4 Killer Ecommerce Marketing Strategies

Focus on organic social

The good part about this is that this is free marketing, so I have built all of my brands as social-first brands: we've always started with Instagram marketing, so that's a great place to start. Build a community and an audience around your product either before you've launched or as soon as possible after (which can be done with dropshipping tools).

When it comes to organic social, I often talk about my three C’s of community, there's: Content, Collaboration, and Consistency.

Content

When it comes to content my number one tip would be to recreate your top-performing content: Jump into your analytics, if you’re on a business account if you’re not you can easily convert across. Jump in there, and have a look at your top-performing content because that is the type of content that your audience wants to see and engages with the most. Simply recreate it to focus on that more and more.

Collaboration

My second C is collaboration, so that might be collaborating with influences or other pages or brands in your category, they don't necessarily need to be competitors but just similar category brands, so the drop bottle that might be a hydration mix because we don't do one yet so it's brands that are also helping solve the same problem as you and the focus with collaboration is that you use this as your core growth lever on social: You're basically being able to leverage their pre-existing audience to help grow your own.

Consistency

The third C is consistency: that's not only important so that you’re establishing front-of-mind recognition for your brand through repetition but it's also really important because the algorithm on social media favors consistency, it favors the frequency in which you post. So, if you post twice a week and your post is seen by a hundred people each time your weekly reach is 200, but if you're posting seven times a week that's 700, so it's just an easy win.

Build a waitlist or email list as soon as possible

This might be if you're pre-launch or it might be if you've already got a brand if you are not focusing on an email that is just some really low-hanging fruit for you. Email accounts for around thirty to forty percent of the revenue of my brands, so a really good way to begin building your email list is to have an on-website pop-up.

You want that pop-up to incentivize people to sign up to your email list, you can use tools like justuno or SumoMe to be able to create a content unlock or discount unlock pop-up, so that might be “enter your email the download our free ebook”, “enter your email to download our a free challenge”, “enter your email for five dollars off your purchase” or “10% off your purchase” – it really depends on what you're able to offer. It might be a free gift, for example. So, start to capture emails today.

Start doing email blast ads

You should be emailing your list at least one time a week to stay front of mind and to be able to keep your list health up, so your list health really determines the deliverability of your emails into people's inboxes – we don't want to be going into spam, we want to be going straight into their inbox to get as much exposure as possible, because again email outside of what you're paying for hosting through your platform that might be MailChimp – it's basically a free marketing tactic for best sellers.
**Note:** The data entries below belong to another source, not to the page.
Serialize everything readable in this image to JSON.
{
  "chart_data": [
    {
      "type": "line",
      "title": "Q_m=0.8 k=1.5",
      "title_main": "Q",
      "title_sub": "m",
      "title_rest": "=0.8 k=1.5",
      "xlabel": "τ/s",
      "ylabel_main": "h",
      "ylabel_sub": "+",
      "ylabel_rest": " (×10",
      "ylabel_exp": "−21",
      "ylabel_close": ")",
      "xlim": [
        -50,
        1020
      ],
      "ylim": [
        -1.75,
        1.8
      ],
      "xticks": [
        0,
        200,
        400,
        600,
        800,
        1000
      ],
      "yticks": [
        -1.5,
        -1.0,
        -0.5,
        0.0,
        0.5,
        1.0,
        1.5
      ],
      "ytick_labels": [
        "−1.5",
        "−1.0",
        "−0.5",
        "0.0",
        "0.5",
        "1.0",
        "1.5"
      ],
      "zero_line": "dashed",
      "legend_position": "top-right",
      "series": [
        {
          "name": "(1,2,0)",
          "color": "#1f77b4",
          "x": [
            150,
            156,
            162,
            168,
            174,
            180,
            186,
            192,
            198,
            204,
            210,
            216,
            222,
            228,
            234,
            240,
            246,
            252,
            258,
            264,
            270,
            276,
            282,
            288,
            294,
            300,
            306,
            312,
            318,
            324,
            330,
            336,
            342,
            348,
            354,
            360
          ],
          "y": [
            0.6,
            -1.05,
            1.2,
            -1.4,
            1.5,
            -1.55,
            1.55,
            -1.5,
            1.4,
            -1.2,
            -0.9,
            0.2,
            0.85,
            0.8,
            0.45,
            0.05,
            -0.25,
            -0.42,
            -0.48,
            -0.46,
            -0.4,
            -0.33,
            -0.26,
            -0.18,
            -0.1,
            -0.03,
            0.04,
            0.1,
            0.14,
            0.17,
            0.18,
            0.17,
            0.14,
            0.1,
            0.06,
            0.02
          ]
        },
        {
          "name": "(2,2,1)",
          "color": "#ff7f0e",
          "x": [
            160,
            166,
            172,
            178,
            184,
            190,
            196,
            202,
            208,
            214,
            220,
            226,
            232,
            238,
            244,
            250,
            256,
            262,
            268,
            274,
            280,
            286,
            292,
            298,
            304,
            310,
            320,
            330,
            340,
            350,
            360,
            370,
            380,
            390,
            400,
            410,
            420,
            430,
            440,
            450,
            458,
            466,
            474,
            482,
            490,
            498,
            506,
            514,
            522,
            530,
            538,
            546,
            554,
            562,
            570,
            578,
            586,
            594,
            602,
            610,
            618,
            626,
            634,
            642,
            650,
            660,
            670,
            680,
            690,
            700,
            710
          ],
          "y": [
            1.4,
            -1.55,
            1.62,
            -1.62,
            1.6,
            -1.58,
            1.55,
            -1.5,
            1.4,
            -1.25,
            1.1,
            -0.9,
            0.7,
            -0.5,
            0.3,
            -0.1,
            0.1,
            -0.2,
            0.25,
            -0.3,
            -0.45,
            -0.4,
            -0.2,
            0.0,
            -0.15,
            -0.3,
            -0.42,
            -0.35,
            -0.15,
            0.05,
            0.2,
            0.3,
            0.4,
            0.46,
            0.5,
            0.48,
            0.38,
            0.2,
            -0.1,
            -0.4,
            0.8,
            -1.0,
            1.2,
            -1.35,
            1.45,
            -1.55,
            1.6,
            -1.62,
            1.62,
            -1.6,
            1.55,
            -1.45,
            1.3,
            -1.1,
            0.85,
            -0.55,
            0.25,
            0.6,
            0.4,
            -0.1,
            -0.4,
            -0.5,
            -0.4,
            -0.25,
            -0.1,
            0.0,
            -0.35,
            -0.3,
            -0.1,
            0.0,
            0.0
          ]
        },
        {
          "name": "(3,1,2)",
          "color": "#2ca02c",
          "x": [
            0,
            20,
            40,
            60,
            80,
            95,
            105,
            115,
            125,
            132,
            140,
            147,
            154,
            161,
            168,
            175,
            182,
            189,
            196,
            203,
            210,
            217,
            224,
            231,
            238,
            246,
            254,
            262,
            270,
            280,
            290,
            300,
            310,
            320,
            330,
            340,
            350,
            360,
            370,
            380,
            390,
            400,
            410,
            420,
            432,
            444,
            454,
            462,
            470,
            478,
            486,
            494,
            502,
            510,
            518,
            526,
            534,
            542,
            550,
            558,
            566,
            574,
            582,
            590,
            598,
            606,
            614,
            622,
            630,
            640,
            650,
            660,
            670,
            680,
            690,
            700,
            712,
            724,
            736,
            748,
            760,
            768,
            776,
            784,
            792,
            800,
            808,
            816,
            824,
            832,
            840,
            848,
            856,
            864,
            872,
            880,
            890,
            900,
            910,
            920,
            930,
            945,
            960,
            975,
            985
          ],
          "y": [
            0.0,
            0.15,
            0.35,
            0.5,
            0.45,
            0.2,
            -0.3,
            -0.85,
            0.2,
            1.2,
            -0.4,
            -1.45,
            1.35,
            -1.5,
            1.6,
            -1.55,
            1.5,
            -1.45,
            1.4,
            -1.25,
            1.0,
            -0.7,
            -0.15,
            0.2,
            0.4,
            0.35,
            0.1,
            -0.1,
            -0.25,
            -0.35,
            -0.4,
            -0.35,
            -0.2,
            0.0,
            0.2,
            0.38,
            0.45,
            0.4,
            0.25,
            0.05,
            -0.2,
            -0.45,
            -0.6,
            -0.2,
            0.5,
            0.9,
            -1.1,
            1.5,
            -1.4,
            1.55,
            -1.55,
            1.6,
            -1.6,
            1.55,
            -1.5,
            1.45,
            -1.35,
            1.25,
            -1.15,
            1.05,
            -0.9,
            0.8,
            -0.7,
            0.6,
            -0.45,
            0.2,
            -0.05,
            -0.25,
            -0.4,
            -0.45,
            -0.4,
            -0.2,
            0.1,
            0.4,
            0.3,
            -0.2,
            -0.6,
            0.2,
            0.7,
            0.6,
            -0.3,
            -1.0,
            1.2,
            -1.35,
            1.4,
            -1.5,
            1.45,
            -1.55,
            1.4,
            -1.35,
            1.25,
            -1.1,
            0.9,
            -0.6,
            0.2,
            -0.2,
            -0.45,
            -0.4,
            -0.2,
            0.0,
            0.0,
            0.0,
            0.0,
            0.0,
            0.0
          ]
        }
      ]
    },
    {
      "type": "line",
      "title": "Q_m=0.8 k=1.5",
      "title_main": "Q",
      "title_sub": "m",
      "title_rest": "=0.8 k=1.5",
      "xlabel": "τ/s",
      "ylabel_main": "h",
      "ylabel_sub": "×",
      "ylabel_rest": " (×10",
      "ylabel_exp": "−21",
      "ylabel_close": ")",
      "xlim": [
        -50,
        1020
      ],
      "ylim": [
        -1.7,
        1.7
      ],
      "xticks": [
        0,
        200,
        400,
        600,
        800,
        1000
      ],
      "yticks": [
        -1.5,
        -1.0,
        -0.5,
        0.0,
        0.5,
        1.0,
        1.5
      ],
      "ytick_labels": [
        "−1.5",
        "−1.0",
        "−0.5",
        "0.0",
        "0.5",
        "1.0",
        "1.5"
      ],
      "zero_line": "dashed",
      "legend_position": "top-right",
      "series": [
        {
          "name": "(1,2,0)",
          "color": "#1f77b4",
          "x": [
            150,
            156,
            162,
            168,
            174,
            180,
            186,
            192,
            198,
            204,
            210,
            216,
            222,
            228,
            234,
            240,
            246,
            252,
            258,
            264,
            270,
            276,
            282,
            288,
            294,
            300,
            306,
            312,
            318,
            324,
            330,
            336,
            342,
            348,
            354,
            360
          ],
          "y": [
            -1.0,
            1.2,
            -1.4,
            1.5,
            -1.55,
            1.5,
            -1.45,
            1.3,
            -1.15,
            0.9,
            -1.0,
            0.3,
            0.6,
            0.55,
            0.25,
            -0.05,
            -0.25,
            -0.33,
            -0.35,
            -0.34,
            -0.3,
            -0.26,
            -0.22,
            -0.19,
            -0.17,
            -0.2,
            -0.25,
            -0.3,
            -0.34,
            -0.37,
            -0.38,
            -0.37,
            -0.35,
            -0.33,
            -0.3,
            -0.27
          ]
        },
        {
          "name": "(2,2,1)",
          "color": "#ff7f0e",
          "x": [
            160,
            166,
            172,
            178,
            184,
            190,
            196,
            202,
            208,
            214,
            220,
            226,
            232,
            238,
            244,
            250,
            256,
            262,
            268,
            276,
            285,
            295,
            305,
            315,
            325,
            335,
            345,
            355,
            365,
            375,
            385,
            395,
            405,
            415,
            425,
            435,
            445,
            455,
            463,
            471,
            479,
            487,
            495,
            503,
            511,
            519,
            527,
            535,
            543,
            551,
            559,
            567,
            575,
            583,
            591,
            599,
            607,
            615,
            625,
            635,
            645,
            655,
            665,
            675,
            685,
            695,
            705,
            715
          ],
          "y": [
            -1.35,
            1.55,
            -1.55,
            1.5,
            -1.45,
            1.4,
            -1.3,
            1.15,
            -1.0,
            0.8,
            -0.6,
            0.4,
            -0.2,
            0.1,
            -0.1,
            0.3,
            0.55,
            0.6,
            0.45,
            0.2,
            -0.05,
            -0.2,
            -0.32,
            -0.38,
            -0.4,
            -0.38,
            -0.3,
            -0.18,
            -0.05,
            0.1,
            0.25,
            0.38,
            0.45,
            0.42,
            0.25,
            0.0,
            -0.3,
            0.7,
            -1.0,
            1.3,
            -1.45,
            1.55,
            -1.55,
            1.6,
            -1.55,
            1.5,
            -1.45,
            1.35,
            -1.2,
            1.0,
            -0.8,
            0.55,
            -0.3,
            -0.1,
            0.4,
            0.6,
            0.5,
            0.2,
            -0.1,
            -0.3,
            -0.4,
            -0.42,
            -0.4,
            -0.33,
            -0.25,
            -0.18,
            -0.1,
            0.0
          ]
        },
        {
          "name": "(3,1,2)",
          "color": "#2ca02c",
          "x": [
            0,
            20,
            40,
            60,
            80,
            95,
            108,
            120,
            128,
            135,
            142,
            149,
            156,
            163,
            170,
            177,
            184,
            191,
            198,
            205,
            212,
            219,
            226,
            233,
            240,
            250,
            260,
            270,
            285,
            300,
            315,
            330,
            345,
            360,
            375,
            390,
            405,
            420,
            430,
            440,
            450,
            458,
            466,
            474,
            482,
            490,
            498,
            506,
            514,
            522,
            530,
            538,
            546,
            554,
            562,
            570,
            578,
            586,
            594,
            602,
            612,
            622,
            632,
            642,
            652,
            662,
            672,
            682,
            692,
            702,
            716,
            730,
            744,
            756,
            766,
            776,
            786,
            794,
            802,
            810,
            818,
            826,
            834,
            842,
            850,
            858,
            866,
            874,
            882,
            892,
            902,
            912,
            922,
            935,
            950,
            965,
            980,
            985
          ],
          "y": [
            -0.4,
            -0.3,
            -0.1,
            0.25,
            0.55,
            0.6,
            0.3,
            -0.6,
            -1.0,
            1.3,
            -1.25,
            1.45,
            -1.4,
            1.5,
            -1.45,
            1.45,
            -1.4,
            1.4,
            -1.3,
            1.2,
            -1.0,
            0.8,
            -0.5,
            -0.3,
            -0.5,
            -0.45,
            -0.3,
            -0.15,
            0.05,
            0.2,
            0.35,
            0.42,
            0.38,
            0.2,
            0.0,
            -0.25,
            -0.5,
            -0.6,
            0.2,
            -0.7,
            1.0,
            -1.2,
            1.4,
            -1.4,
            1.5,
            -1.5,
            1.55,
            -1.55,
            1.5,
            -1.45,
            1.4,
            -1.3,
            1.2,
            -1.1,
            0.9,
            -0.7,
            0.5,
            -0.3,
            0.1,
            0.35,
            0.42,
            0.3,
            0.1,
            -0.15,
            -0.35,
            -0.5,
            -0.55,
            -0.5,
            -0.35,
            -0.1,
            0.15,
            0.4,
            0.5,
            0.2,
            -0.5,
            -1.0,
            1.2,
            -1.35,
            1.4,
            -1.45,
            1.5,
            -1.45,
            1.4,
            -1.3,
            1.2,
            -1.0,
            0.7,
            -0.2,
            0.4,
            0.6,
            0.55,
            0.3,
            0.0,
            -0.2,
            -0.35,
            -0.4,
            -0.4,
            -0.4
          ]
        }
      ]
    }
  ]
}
We want to have an effectiveness of emailing that list at least once a week and we want to have some automated flows set up as well. One of the baseline sequences that we always have set up is a “welcome sequence”. Your welcome email gets around 50 percent open rate, which is around 20 to 30 percent above industry standard, so we definitely always want to welcome email and you want to have a sequence in place of those welcome emails to try to convert as many new email subscribers as possible into customers.

The next one that we always have set up is our abandoned cart emails and another sequence that you could have set up is a product sequence that educates people on your top products, top sellers on some of the benefits of those. So, these are three email sequences that you should have set up from the get-go.

Increase your average order value and your customer lifetime value

These are two of the metrics that you really want to focus on in your e-commerce stores. What you want to do is focus on upsells, cross-sells and bundles. An upsell is when somebody is looking to purchase your product, being able to sell them more of that same product, so it might be okay they were going to buy one drop bottle now they can see our “friends pack”, which is two drop bottles or our “family pack”, which is four drop bottles. There are also our bundles – it’s basically getting people to buy more than they were already going to by discounting them to buy more.

A cross-sell would be for example a hydration mix, which would be a great complementary product with a drop bottle because it is in line with our core offering, which is helping people stay hydrated so it would be another way to solve that problem. If we added a hydration mix that would be a great cross-sell for our product.

Then there's bundles. Bundles items that can be put together or bundled into different packs, which makes it easy and simple to show the discount rate for that. We even have a custom user experience built around our bundles, where people can easily and interactively select the bundle that they want and the price goes up and down, so that's been a really great thing for us.